Overall, however, Commercial Visions gives us Margócsy at his best: a robust scholar who serves up delightful prose and imaginative arguments as he moves from such mundane topics as seashell taxonomy to the downright bizarre business of wheeling-and-dealing preserved cadavers. The book’s accompanying images are also striking, ranging from breathtaking color prints to lurid photographs of body parts still preserved from the eighteenth century. By exploring his eccentric cast of characters’ financial motivations, Margócsy has assumed a leading place among an upcoming generation of early modern scholars who have begun to examine — seriously and critically — economic motivations in scientific interactions.
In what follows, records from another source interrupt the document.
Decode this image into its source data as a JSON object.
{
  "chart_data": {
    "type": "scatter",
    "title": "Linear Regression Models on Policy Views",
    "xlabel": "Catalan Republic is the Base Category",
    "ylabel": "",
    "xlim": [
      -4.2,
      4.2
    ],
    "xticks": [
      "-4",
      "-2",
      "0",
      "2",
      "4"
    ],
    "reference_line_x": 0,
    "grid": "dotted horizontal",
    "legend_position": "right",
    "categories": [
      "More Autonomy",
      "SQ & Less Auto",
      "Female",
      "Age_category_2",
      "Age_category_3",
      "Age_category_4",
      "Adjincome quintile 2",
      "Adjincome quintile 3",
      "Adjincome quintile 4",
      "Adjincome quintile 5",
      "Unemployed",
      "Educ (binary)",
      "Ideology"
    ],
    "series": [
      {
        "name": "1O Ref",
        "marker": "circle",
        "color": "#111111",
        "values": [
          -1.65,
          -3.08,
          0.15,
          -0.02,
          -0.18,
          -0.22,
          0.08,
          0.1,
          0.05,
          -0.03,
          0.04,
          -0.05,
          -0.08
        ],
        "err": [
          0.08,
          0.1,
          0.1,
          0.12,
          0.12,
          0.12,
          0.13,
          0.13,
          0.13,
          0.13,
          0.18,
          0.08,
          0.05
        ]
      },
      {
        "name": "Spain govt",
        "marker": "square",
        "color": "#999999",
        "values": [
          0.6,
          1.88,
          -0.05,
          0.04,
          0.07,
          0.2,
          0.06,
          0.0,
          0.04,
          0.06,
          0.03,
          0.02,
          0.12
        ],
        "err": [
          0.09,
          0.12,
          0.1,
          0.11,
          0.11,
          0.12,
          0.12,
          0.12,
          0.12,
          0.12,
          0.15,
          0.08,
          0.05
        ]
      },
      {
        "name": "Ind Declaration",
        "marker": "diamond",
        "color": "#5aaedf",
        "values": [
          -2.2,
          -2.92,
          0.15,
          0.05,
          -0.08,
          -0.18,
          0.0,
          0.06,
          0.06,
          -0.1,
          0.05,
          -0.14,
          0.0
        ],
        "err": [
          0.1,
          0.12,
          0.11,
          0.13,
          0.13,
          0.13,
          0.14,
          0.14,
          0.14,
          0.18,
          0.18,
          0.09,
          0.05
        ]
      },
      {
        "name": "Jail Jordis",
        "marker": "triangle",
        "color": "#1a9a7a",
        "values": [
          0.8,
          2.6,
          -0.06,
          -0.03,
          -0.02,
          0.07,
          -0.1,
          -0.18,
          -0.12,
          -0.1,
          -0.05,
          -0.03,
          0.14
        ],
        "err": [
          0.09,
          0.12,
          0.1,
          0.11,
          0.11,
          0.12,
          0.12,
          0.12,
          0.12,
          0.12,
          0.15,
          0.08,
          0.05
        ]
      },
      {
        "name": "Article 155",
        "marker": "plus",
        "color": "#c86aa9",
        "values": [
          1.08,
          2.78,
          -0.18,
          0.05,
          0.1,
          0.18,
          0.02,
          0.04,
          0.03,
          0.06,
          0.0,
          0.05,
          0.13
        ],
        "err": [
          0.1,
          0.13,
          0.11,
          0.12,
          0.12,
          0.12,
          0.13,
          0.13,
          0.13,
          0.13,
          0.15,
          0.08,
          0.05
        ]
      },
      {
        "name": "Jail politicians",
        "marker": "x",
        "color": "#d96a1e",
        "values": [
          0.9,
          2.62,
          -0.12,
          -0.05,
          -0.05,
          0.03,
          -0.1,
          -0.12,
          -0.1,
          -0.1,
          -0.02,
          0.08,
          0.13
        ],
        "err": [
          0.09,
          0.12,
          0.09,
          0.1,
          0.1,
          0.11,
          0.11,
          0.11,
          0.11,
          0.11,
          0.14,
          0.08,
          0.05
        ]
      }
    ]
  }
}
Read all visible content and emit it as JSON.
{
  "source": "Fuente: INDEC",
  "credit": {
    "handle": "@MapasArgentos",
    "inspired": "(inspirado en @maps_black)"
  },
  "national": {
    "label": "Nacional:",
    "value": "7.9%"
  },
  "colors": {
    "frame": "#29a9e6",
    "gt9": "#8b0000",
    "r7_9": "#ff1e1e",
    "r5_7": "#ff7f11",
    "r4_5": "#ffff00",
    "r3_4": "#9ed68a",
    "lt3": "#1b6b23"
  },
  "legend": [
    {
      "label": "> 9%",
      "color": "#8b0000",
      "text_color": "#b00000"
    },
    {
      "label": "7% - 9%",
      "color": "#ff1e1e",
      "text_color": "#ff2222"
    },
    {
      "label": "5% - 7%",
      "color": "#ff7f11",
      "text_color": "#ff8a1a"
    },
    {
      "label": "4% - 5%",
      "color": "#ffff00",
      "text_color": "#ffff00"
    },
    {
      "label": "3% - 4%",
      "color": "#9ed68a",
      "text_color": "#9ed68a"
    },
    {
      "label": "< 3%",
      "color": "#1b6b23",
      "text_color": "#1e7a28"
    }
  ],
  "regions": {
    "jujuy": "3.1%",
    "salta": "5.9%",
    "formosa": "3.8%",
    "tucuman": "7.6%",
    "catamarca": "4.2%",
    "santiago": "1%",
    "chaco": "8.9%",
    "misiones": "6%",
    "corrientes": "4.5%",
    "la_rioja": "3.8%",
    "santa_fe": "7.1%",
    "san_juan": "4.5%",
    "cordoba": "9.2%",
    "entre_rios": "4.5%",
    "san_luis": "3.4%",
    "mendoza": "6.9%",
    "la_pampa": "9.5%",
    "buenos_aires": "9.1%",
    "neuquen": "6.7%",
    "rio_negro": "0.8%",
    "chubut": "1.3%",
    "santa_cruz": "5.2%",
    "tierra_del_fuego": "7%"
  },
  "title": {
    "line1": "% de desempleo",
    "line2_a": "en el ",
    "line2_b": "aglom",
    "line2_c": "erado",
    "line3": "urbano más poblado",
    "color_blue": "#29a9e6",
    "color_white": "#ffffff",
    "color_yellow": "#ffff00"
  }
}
Justin Grosslight is an academic entrepreneur interested in examining relationships between science and business. He is especially intrigued by how networks operate (quantitatively and qualitatively), both from historical and from contemporary perspectives. He holds degrees in history and mathematics from Stanford, a history of science degree from Harvard, and has published in all three fields. He currently is working in Vietnam, but also has lived in Italy and the United States.